Members of the DeKalb Planning and Zoning Commission voted 6-0 in favor of the plan, but do not have the final say on the matter. Vice Chairman Bill McMahon was absent. The DeKalb City Council gave the petitioner’s request consideration at Monday’s meeting.
The petitioner, Dan Kenney, founder of DeKalb County Community Gardens, is seeking rezoning from light commercial district to planned development commercial district for an 8-acre property located along the east side of North Annie Glidden Road, south of Twombly Road and north of Ridge Drive.
The proposed site, once developed, will establish a space for a CHEF Center, community building, greenhouses and accessory uses, according to city documents. The property in question has no existing structures and is used for crop production.
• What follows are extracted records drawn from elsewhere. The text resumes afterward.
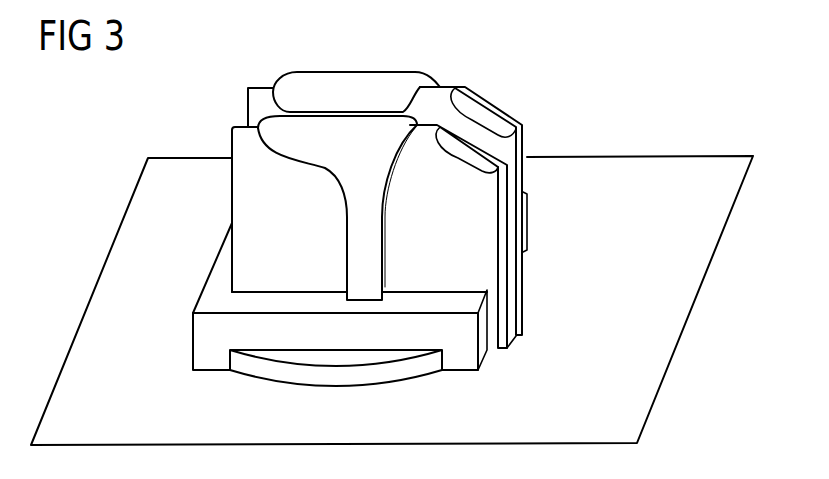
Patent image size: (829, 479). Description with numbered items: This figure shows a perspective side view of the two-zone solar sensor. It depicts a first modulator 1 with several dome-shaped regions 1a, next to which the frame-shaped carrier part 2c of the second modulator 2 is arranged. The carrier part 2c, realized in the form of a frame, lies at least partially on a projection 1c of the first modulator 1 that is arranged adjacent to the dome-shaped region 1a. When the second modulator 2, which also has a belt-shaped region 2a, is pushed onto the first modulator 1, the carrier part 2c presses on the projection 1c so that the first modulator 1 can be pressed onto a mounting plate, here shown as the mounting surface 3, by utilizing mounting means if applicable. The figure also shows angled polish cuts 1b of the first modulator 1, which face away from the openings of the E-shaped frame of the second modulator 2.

The first modulator 1 is at (507, 320).
The dome-shaped region of first modulator 1a is at (268, 163).
The angled polish cut region of first modulator 1b is at (490, 157).
The projection of first modulator 1c is at (337, 379).
The second modulator 2 is at (194, 345).
The belt-shaped region of second modulator 2a is at (365, 120).
The frame-shaped region of second modulator 2c is at (218, 300).
The mounting surface 3 is at (716, 232).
City Planner Dan Olson said city staff is asking that the panel forward the petitioner’s request to the City Council with a positive recommendation.
“Looking at standards for the rezoning, they meet all the requirements,” Olson said.
City staff said several residents and community organizations had submitted feedback leaning in favor of the petitioner’s rezoning petition.
Chairman Max Maxwell heaped praise on project leaders for finding a new spot for their building and for what they intend to accomplish.
“I think this is a wonderful project for the community at large,” Maxwell said.
A prior plan to develop the CHEF Center using roughly 4.87 acres of land at the northwest corner of Blackhawk Road and West Hillcrest Drive involved months of community input at public meetings. After months of talking with the city and Northern Illinois University to develop a combined a proposal, however, DeKalb County Community Gardens withdrew its interest in developing the site.
With the applicant’s petition comes two requests for waivers: one for reducing the buffer area between a non-residential use and an adjacent residential area, and another for removing the screening requirements to the adjacent residential areas.
The city is requiring that a development plan submittal be reviewed by both the Planning and Zoning Commission and the City Council before any building permit is issued, city documents show.
The petitioner hopes the site will be operational by Dec. 31, 2025, city documents show.